1.7 Conversion. Other than conversion into Excess Units pursuant to the Agreement, the Class A Preferred Units are not convertible
into or exchangeable for any other property or securities of the Company. 
 1.8 Limitation of Liability. Except to the extent
required by applicable law, no holder of Class A Preferred Units shall be bound by, or be personally liable for, the expenses, liabilities or obligations of the Company in excess of his or her initial Capital Contribution made in exchange for
the Class A Preferred Units. 
 1.9 Defined Terms.
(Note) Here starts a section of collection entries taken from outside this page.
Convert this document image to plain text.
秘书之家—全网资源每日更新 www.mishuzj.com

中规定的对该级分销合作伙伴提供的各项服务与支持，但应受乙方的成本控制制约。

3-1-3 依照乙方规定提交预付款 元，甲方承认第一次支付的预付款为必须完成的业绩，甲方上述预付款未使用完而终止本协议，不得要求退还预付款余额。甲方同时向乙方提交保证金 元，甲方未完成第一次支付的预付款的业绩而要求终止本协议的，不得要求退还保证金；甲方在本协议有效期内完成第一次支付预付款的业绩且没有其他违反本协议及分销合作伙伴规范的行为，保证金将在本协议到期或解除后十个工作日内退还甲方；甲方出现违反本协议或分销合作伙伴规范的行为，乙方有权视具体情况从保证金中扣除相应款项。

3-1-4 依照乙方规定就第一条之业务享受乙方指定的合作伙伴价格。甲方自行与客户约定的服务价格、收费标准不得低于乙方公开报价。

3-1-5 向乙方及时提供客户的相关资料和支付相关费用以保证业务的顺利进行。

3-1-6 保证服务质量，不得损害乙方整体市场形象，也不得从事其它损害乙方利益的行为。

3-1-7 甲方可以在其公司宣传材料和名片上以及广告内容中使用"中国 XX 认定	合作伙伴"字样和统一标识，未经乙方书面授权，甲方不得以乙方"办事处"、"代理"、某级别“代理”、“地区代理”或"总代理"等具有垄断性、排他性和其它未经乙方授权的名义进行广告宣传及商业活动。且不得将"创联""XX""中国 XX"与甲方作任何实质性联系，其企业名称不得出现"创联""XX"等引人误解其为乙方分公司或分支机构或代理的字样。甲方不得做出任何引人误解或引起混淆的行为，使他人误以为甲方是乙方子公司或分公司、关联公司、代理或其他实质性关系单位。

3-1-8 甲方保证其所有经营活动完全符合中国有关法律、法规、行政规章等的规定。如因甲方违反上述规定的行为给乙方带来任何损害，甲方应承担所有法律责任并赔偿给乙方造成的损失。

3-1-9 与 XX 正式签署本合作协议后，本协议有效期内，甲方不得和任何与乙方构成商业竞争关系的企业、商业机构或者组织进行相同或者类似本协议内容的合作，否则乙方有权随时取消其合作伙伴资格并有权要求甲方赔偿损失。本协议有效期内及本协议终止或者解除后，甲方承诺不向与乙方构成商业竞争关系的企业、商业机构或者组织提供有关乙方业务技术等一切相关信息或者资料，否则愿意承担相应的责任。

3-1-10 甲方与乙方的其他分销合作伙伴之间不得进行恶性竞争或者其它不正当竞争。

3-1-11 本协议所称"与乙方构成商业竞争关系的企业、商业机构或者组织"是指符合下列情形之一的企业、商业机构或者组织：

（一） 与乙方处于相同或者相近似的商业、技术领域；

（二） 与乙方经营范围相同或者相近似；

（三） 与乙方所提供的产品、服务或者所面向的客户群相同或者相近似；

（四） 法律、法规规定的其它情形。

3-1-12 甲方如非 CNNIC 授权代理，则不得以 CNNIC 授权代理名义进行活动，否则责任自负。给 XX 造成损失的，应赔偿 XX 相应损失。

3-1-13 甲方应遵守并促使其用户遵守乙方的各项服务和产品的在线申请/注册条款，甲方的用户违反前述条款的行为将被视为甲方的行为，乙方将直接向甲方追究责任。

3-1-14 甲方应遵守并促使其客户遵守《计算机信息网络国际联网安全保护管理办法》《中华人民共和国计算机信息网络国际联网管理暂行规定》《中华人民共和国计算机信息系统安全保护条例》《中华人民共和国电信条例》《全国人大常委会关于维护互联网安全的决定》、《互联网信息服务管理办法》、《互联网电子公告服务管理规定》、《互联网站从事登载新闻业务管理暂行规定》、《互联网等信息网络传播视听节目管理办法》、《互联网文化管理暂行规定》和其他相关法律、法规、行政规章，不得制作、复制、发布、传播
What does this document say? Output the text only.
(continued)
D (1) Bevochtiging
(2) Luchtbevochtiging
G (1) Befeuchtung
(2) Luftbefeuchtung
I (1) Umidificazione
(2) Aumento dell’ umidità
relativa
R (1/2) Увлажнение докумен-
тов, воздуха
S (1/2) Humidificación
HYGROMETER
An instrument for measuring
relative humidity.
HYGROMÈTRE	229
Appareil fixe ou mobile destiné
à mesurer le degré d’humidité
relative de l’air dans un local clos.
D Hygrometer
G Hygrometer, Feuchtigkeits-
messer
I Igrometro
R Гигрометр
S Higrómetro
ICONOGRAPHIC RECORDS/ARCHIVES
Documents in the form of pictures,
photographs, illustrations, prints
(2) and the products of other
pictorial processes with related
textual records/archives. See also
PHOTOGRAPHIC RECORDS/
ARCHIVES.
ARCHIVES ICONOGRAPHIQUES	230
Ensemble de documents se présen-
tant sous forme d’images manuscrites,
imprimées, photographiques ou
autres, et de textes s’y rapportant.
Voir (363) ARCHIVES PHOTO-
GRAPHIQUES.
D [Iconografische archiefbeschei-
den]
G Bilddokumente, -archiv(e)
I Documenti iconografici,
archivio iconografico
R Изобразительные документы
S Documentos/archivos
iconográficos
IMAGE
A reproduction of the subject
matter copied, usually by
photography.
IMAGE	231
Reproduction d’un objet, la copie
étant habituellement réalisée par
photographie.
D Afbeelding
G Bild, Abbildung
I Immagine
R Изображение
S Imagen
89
Unless the context otherwise requires, the defined terms used in this Annex
A shall have the meanings specified in this Annex A, or, if not so specified, the meanings specified in the Agreement. 
 1.10
Appointment of the Paying Agent. The holders of Class A Preferred Units hereby authorize REIT Funding, LLC, with an address at 1175 Peachtree Street, N.E., 100 Colony Square, Suite 2120, Atlanta, Georgia 30361 (or if changed, such
address as shall be set forth in a written notice provided to the holders of the Class A Preferred Units as promptly as practicable following the Company’s receipt of notice of such change of address), and any successor-in-interest thereto or any substitute selected in good faith by the Board, written notice of which shall be provided to the holders of the Class A Preferred
Units, to act as paying agent on behalf of the holders of Class A Preferred Units (the “Paying Agent”). Any distribution payments received by the Paying Agent for the benefit of the holders of Class A Preferred Units shall
be deemed paid to the Members holding Class A Preferred Units on the later of the date received by the Paying Agent or the date declared as the payment date therefor. 

  
 Annex A - 6 

 EXHIBIT L 

REIT OPINION 
 (See
attached.) 

  
 Exhibit L - 1 

 

 
 The Atlantic Building 

950 F Street, NW 
 Washington, DC
20004-1404 
 202-239-3300 | Fax: 202-239-3333 
 July 6, 2018 

Texmark Timber Treasury, L.P. 
 702 N. Temple Dr., 

Diboll, Texas 75941 
 Creek Pine REIT, LLC 

702 N. Temple Dr., 
 Diboll, Texas 75941 

 

	 	Re:	 REIT Qualification of Creek Pine REIT, LLC 

Ladies and Gentlemen: 
 We have acted as tax
counsel to Texmark Timber Treasury, L.P., a Delaware limited partnership (the “Partnership”) governed by that Amended and Restated Limited Partnership Agreement dated as of the date hereof (the “Partnership Agreement”) in
connection with the formation of the Partnership, the organization of the Subsidiary REIT, and the negotiation of various agreements relating to such entities and the Purchase Agreement (the “Caddo Transactions”). Capitalized terms used in
this letter and not otherwise defined herein shall have the meanings ascribed to such terms in the Partnership Agreement. This opinion regarding qualification of the Subsidiary REIT as a real estate investment trust (“REIT”) under Sections
856 through 860 of the Internal Revenue Code of 1986, as amended (the “Code”) is delivered pursuant to Section 4.9(a) of the Partnership Agreement. 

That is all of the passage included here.